Cameron feels that by creating the professional league, there will be a greater pool of players to choose from for the three formats; Test, one-day internationals and T20. “Clubs [are] where the money’s at and then you play for your country for love,” he said. “Cricket is still trying to figure out where we’re at with the emergence of the T20. Until it settles down, we’re always going to have our challenges.”
The board’s relationship with the West Indies Players’ Association has been a prickly one for decades, but since Cameron took the helm in 2013, there has been far less conflict. He is proud of the fact that the board and WIPA now have their awards night together and there has been no litigation between them in the last three years whereas the board was spending an average of $1.5 million a year on litigation in the past.
Cameron does admit that senior members of WIPA are not happy with the pay arrangements its reps made with the board, yet when WIPA officials met at a world players’ meeting in South Africa recently, the overall assessment was that the West Indies players were getting a fair deal. “We will try to mend fences with the senior players, but where we are at, our players are not necessarily happy but we’re moving to get everyone back on board,” Cameron said.
Players, coaches, officials and administrators met at a conference in Barbados recently and many points were ironed out.
Although Cameron feels it will be hard for the West Indies to be the world’s dominant side again as they were during most of the 1970s and ‘80s, he feels they can climb once more.
“We’ll never be No. 1 again, but I want us to compete,” he said. “From what I’m seeing now in our professional leagues, where players are working all the time at cricket, that, to me will make a big difference.”
He said that players now do not have to have a day job anymore and only go to practice in the evenings. “We’re 20 years behind Australia and South Africa and maybe 100 years behind England, but we will catch up because we have the natural resource,” he said.
The 45-year-old Jamaican is also the president of Kensington Cricket Club, a position he’s held for 14 years. Cameron attended Kingston College high school “the greatest institution in the world” where his love for cricket started as an off-spin bowler and left-handed batsman.
He has degrees in hotel management and computer science and owns a finance firm. Cameron’s attachment to Kensington began as a 12-year-old where he scored the board and made himself useful before graduating through the teams as a player, manager and then administrator. He also served for nine years on the Jamaica Cricket Association before joining the West Indies board in 2002.

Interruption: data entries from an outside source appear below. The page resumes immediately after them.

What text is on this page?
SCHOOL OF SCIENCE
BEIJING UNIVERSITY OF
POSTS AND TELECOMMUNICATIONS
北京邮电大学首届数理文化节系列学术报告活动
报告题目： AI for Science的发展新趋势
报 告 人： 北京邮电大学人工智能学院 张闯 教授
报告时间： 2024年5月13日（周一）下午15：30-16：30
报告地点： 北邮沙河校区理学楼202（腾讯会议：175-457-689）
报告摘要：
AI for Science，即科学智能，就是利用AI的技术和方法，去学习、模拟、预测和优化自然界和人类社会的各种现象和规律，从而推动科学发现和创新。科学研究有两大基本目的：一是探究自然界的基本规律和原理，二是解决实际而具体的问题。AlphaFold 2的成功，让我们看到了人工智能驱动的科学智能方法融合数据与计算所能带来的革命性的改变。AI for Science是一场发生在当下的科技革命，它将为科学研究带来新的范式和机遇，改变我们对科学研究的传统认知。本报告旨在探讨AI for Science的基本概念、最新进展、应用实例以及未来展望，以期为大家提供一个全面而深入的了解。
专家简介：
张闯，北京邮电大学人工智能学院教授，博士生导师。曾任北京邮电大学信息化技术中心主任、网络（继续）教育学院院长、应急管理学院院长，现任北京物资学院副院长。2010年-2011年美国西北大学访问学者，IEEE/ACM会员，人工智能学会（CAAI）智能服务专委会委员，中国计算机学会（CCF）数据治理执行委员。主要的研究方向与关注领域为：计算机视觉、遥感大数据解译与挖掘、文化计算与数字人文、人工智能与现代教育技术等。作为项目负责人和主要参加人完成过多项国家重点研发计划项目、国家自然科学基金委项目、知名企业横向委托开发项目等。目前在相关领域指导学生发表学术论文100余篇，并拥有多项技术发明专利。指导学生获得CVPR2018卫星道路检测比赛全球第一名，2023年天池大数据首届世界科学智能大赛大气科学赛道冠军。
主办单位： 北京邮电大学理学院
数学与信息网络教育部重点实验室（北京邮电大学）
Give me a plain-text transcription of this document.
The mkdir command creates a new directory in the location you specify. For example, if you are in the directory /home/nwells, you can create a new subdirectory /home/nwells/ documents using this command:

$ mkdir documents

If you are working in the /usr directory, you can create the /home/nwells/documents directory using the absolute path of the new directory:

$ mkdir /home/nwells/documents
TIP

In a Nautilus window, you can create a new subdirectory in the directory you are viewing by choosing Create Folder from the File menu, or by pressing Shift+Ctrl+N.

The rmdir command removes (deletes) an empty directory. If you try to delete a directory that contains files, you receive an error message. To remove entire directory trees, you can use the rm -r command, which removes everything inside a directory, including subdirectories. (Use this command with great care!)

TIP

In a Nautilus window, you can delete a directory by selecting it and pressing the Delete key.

Abali Hoilett, chairman of the Cayman Islands Cricket Association, said that Cameron’s visit was “very significant” and by taking time out of his busy schedule was showing that he “wants to help get cricket back in the right direction.”
Hoilett added that although Cameron “has his challenges with West Indies cricket at this point in time, I think his willingness to share will help us as a small cricketing nation.” He added that local players also appreciated the fact that Cameron came.
Sheila Rankine is the association’s secretary and a player with Islanders. She missed this season because of surgery on a shoulder injury but hopes to return when the season resumes in January. “Everybody was very receptive of Mr. Cameron being here,” she said. “He too was happy to be here.”
“As far as local cricket is concerned, it is very evident that we have some work to do,” Rankine added.
She wants to see more youngsters playing and falling in love with the game, so that they stay with it. “We have a lot of work to do in terms of strategic planning over the next couple of years to get it back off the ground.